In all, the girls loved it so much.
We went in mid-December, so it was gloomy weather and rough seas. One particularly rough night at sea had both girls (and myself) a little queasy, but even so, they had the absolute time of their lives.
Regarding my time on the trip, I'll just add that the food was delicious and plentiful. My cabin was clean and well appointed. The bed was incredibly comfortable. And the steward assigned to my room was helpful, courteous, and unobtrusive.
Every day’s schedule is booked full of opportunities, like ballroom dancing lessons, trivia, or lectures from fascinating experts. You can do everything or nothing. I spent some time in the spa, which was a delight.
The kennels have set hours during which owners can visit. From memory, I think they were something like:
8:00am to 12:00pm
3:00pm to 6:00pm
7:00pm to 8:00pm
The kennel area consists of:
The kennel room itself, which is two walls of kennels, separated by a curtain. Small ones up top (for tiny dogs or cats), larger ones down below. I believe there are 22 in all.
Two indoor playrooms -- maybe 12' by 12' each -- separated by a gate. There are chairs and a couple of small couches.
An outdoor deck, fairly narrow but very long, closed off at either end by a gate. The dogs can run at will along this deck. There's also a lamppost (for British pups) and a fire hydrant (for American pups).
Only dog owners are allowed in the area -- but lots of people stop by the gate to admire the dogs. Tillie became very protective of "her" deck by the end of the week, and would bark when someone approached. Brave girl. Ha.
All of this space is managed by Oliver and his assistant, Aaron. They were fantastic. Whenever a dog does her business -- because the dogs have to go right on the deck -- Oliver or Aaron would run to clean it up and wash the deck. Insert your own “poop deck” joke here.

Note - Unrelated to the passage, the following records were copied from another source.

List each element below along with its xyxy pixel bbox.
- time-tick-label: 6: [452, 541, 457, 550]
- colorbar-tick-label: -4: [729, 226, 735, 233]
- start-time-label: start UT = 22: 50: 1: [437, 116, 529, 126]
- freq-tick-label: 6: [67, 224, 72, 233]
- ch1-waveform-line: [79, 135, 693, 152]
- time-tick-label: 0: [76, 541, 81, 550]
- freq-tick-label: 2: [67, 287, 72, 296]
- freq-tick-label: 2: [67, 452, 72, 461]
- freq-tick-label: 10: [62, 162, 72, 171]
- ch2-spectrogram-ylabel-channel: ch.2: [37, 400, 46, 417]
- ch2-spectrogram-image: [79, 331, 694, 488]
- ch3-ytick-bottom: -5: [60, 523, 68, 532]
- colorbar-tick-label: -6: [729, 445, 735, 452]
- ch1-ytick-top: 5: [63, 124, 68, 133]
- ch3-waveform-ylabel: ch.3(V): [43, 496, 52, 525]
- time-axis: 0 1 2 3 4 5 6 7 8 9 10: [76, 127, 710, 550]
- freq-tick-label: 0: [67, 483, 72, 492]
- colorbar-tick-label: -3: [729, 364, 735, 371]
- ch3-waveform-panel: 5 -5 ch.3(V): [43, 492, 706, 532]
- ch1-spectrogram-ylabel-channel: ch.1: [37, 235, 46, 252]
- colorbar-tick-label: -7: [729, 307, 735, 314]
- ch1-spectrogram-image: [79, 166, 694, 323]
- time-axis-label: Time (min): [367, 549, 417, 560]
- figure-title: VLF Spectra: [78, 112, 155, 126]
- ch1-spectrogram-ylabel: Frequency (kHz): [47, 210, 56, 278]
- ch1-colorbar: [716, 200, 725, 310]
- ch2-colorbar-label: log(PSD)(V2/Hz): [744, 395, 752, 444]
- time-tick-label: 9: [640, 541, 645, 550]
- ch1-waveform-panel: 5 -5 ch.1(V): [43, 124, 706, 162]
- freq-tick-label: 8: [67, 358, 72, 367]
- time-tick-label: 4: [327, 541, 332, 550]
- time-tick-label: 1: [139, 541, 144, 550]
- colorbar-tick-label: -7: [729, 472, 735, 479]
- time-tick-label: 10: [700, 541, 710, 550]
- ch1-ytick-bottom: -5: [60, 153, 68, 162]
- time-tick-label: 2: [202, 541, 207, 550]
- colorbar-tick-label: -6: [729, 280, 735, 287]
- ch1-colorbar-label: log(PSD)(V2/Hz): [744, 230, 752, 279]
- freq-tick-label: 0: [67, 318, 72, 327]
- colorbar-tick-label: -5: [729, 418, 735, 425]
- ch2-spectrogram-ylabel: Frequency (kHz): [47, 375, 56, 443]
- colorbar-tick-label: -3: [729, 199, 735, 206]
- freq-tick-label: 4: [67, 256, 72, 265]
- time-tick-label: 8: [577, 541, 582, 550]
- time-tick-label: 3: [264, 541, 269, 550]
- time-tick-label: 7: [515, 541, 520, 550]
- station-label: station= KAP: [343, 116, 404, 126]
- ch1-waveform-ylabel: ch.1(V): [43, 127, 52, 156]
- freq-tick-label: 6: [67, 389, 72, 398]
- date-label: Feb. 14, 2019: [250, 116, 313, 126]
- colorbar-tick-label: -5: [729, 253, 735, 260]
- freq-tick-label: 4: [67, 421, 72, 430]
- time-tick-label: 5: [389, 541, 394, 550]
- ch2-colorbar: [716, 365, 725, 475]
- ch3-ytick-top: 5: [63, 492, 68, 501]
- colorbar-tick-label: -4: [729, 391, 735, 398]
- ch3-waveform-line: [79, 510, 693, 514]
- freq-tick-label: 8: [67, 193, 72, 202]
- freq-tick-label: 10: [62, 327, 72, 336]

Oliver and Aaron obviously love dogs, and are very affectionate with them, learning their names and personalities. I cannot speak highly enough about their professionalism and care. They were just great.
The one glitch in our trip happened in Southampton.
Our experience getting off the ship was not smooth, unfortunately. Dogs and owners are supposed to disembark first, and our luggage is held in a special area so we can get in and get out quickly.
I'm sure it's very easy, normally, but for unknown reasons, our group’s disembarkation was delayed by more than an hour, so we were right in the thick of things with all the other passengers when we did get out. It was a bit chaotic, and I hope it was a one-off occurrence.
I understand that *sometimes* there is an inspector at the other end of the trip as well, but not consistently. We were not asked to show the pups’ papers to anyone upon arrival, so I'm not sure how that process works. We just walked off and headed out.
Mike had the rental van ready nearby. Once reunited and loaded into the van, we all headed for the Eurotunnel.
Let me just say, planning is everything. We had booked the Eurotunnel in advance, and had mapped out the road trip both ways. We booked hotels and Airbnbs along the way, so everything was set up ahead of time.
We gave ourselves a week to get back, so overall, the trip took two weeks (one on the ship, one in the van). We visited Chinon, France, as well as a wildly remote area of Basque country, and a couple of other charming areas we never would have seen otherwise.
I do have to add, the girls loved loved LOVED their journey. They had more attention and snuggles (and snacks) than they ever could have imagined, and the other dogs were a lot of fun.
And to remember our journey, each girl got a special QM2 fleece coat and a lovely portrait taken by the ship's photographer. Ours, as you can see, was pure comedy. Wonderful.